Mazarwehs Diagnose passte gut zu der von Ruth Stein, Psychoanalytikerin aus New York, die es für typisch für die Mentalität des Monotheismus hält, dass der Vater nicht gehasst werden darf. Der Hass gegen ihn wird in Selbsthass verwandelt und in seiner unerträglichen Destruktivität auf "geeignete" Opfer projiziert.

Stein konzentrierte sich in ihrer Figur des "vertikalen homoerotischen Verlangens nach Gottes Liebe" auf die patriarchale Diskussion - die Blutopfer im Hinduismus oder Christentum, die durch ein weibliches Mysterium gegangen sind, sind nicht weniger schrecklich, aber anders herzuleiten. Die Frau existiert im Islam nicht als gleichberechtigtes Wesen und vor allem nicht als symbolisch repräsentiertes. Doch muss auch hier die Lage nicht aussichtslos sein.

Entscheidende Veränderungen haben sich immer dann ergeben, wenn auch nur eine einzige Frau in der Familie Intellektuelle wurde. Geschieht das massenhaft, geht eine vernünftige Konkurrenz los: die Männer wollen sich nicht lumpen lassen.

Der Heilige Franz des Islam

Was hat eigentlich den christlich motivierten Selbsthass in Europa aufgefangen, dessen Ausdruck die Geißlerscharen oder die schweren Misshandlungen untereinander waren? Er konnte in der Tradition des Antisemitismus projektiv "bewältigt" werden.

Das heute politisch korrekte Tabu über dem Antisemitismus führt in Westeuropa vielfach dazu, dass der palästinensische Judenhass verharmlost wird, so die These von Micha Brumlik, Direktor des Fritz Bauer-Instituts, die er mit einer Fülle von Beispielen belegte. Die Verbindungen von Antisemitismus und Terrorismus sind vielfältig. Da ist zunächst Israel, das für die kollektiven Phantasien eine Amerika-Stellvertreterrolle spielt. Dann gibt es über die Argumentationen seit dem 19. Jahrhundert, die NS-Vorbereitung, und die NS-Zeit die Direktverbindung vom europäischen zum arabischen Antisemitismus.

Die Abstände zwischen dem, was man analysiert, und der Möglichkeit, darauf noch einwirken zu können, sind unvorstellbar groß, wie auch die Sprachen auf der Konferenz nicht von allen gleichzeitig verstanden wurden. Das ist dennoch nicht entmutigend. So wie in den islamischen Gesellschaften nicht der Hass, sondern die Vielfalt "geschürt" werden muss, so auch in den Diskussionen über sie.

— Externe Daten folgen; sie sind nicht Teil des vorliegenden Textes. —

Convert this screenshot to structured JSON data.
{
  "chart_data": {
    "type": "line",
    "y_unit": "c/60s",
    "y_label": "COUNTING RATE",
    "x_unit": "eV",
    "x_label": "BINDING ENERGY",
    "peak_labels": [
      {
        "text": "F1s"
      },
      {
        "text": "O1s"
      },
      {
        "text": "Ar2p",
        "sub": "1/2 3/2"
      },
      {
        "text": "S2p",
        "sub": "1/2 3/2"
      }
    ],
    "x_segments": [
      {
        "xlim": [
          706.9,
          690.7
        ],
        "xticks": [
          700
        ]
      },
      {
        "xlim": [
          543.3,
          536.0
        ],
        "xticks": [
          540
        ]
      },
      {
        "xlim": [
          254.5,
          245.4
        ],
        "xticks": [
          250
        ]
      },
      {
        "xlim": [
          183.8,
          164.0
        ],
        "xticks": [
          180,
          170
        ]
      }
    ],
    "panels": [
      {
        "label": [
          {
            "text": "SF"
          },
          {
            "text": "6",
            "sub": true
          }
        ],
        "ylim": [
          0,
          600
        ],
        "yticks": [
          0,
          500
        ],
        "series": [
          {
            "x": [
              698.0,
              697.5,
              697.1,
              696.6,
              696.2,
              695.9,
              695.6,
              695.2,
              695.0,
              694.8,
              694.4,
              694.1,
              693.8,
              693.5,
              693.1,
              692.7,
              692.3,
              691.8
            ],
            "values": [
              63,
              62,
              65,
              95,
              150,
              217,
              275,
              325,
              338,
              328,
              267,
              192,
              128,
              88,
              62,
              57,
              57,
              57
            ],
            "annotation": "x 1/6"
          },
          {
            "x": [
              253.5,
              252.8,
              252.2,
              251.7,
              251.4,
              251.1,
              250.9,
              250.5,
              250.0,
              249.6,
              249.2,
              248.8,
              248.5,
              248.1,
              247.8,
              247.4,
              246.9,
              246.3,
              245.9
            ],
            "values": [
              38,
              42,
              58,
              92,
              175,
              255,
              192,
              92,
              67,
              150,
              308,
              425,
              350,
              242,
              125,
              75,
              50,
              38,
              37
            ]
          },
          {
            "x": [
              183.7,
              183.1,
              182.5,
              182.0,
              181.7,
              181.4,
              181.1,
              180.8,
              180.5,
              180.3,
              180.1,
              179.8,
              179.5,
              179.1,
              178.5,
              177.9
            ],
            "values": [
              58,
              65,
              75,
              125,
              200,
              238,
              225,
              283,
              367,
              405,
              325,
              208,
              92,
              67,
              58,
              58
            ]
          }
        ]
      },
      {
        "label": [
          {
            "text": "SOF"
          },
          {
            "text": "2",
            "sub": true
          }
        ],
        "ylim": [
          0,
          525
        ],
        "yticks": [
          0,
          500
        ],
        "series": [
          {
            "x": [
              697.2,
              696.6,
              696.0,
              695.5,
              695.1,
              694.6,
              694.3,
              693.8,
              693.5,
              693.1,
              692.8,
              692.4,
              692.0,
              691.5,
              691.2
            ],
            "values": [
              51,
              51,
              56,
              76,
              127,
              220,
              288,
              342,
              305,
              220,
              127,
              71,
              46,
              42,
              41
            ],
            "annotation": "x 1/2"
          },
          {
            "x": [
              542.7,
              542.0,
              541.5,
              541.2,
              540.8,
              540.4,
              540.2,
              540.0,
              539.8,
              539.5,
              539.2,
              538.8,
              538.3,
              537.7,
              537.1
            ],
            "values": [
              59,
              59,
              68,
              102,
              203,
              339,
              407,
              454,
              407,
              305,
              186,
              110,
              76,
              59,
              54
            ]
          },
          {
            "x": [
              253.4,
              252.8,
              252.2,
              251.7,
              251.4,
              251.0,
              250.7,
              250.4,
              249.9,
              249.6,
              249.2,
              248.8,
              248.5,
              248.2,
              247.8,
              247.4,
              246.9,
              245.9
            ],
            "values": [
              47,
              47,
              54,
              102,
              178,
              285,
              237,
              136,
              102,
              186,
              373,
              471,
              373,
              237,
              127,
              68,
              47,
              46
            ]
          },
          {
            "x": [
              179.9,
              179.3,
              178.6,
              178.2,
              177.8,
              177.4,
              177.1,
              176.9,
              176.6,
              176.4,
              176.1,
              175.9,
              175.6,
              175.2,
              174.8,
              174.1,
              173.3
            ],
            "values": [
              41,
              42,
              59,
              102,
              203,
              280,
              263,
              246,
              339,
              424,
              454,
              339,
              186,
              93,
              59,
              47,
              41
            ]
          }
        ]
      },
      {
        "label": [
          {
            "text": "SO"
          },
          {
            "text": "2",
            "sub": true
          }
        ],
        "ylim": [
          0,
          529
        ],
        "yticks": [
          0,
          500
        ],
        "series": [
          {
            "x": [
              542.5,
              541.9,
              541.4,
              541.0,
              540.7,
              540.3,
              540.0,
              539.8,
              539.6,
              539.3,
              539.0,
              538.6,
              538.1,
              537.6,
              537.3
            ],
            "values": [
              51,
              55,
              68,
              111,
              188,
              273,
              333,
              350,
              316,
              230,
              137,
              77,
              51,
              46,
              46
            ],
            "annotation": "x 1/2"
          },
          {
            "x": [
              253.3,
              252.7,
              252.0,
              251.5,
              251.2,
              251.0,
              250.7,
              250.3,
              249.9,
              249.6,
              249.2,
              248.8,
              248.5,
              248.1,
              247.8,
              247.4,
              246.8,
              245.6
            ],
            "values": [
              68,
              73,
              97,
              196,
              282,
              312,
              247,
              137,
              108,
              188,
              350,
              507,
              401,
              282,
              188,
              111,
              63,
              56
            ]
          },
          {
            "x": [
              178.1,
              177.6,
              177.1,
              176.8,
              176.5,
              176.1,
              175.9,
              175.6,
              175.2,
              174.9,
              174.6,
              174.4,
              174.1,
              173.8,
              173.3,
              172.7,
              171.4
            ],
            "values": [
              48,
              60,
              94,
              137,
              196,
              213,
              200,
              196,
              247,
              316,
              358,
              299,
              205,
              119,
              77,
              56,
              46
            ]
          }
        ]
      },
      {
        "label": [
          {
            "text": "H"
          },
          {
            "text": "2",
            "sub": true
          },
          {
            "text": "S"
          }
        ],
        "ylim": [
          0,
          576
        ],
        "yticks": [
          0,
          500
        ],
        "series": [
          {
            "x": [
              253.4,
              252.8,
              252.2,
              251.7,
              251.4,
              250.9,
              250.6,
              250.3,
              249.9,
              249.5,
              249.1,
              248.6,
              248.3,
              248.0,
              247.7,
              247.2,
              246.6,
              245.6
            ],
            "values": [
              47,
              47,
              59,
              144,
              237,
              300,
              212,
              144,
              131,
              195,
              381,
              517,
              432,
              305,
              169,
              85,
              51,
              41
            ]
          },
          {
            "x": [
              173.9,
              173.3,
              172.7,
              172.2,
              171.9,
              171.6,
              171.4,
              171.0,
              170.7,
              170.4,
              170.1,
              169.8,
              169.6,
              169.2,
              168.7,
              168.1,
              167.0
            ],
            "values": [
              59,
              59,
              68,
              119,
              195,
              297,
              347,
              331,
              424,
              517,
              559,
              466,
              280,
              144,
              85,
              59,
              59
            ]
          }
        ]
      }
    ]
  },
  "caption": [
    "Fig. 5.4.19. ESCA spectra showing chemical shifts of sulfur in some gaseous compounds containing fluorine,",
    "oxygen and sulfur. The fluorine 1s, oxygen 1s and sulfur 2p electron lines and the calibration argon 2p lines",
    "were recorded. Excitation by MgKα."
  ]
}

Es gab in jüngster Zeit den Ruf nach einem islamischen Luther, um den mentalen Rückstand im Orient aufzuholen. Vielleicht wäre es besser, wenn es einen islamischen Heiligen Franz gäbe. Denn wie alle Psychoanalytiker und anders als Luther war Franziskus nicht der Meinung, dass "innen" und "außen" nichts miteinander zu tun hätten.